И вот наступил тревожный день, когда должно было собраться наше совещание.
В этот день с утра я находился в хлопотах. Мне пришлось забежать на Тверской в темное, полуподвальное помещение книжного склада при «Вятском издательстве», адрес которого мне накануне прислал Ефим Иванович. Там мне дали перевести с французского отрывок из «Конвента» Жореса по десяти рублей за печатный лист и выдали авансом три рубля.
Перед вечером, запершись в уборной третьеразрядного трактирчика, я тщательно обыскал все свои карманы и уничтожил записочки и заметки, которые хоть как-нибудь могли дать намек на мои подпольные дела.
Когда я вышел из трактира, звонили ко всенощной. Была суббота. Старушки и барышни спешили в церковь. У паперти церкви Климента на Пятницкой толпились хулиганствующие подростки и нищие. Напротив, у ворот полицейской части, тоже было оживленно: то и дело городовые или дворники притаскивали и подвозили на извозчиках пьяных.
Я свернул в переулочек по направлению к Малой Татарской. Подойдя куда мне надо было — к деревянному одноэтажному флигелечку на высоком каменном фундаменте, я с противоположной стороны улицы последил за флигельком. Меня немного смутили три мужские фигуры. Один сидел на лавочке у калитки соседнего с флигелем дома, два других поодиночке бродили возле.
Не проследили ли нас? Во всяком случае, нельзя было повернуть назад — надо войти во флигель и предупредить об опасности.
Ход во флигель был со двора. Мне открыла владелица флигеля Степанида Амвросиевна. Я сказал пароль.
Сундук и Клавдия были уже там.
— Мы пришли первые, как нам и полагается, — сказал Сундук.

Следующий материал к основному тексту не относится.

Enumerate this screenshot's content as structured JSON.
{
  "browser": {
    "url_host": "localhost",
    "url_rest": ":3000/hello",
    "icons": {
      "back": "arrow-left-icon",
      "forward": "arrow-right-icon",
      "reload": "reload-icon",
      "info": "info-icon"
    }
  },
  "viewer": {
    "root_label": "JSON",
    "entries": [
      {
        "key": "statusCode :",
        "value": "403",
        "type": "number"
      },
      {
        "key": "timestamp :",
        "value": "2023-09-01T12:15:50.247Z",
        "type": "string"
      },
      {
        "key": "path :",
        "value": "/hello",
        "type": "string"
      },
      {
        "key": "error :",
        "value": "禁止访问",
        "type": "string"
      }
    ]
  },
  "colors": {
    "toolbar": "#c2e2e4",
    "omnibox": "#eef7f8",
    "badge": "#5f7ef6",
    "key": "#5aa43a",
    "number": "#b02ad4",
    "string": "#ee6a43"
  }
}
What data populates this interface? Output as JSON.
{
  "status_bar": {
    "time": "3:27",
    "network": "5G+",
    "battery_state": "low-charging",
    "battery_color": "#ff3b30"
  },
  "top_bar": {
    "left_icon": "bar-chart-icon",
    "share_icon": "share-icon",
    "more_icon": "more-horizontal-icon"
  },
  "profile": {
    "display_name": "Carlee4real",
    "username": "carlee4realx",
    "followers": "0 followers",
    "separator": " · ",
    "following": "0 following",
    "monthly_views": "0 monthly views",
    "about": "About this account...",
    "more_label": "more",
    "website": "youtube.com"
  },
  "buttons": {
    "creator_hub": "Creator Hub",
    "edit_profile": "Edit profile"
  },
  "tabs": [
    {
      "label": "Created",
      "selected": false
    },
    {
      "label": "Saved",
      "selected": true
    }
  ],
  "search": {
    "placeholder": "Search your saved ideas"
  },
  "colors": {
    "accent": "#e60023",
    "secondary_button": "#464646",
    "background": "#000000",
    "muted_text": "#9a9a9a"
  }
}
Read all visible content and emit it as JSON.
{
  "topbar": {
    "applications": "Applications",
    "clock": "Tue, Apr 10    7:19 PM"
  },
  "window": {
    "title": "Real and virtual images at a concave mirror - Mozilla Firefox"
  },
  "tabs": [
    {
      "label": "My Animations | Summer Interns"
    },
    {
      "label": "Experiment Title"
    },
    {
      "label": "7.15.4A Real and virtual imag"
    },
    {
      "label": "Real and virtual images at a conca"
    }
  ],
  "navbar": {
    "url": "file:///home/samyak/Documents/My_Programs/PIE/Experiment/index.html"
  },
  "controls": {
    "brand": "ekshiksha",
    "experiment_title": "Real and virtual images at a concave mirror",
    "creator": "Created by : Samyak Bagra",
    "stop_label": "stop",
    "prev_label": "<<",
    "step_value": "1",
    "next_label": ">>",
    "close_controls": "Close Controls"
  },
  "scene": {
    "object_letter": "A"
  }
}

Я рассказал о фигурах, бродящих возле дома. Клавдия заволновалась:
— Надо расходиться. Видите, Сундук, я вам говорила, я тоже заметила этих шпиков около дома.
Сундук рассмеялся:
— Если бы шпики, то не стали бы торчать около дома на виду. Кстати, Павел, зайдите завтра на городскую явку, получите экземплярчик «Инструкции филерам московского охранного отделения». Нам удалось добыть и размножить. Не мешает нашим товарищам хорошенько изучить — для самообороны.
Пришедшие вслед за мною Михаил и Василий подтвердили, что странные одиночные фигуры все еще маячат около дома. Клавдия заговорила об отмене заседания. Сундук возражал:
— А было ли у нас хоть раз за последние два года собрание районного комитета, чтобы оно прошло спокойно до конца, чтобы шпики не подкарауливали нас?..
Степанида Амвросиевна тоже вставила свое слово:
— Больше года уже, как у меня по субботам комитет собирается. И никакого, не сглазить бы, несчастья ни разу не случалось.
Мне показалось, что Клавдия волнуется из-за меня, и мне это было неприятно. Я взглянул на нее, когда говорил Сундук, и она как будто угадала мои мысли. Она не стала больше спорить с Сундуком.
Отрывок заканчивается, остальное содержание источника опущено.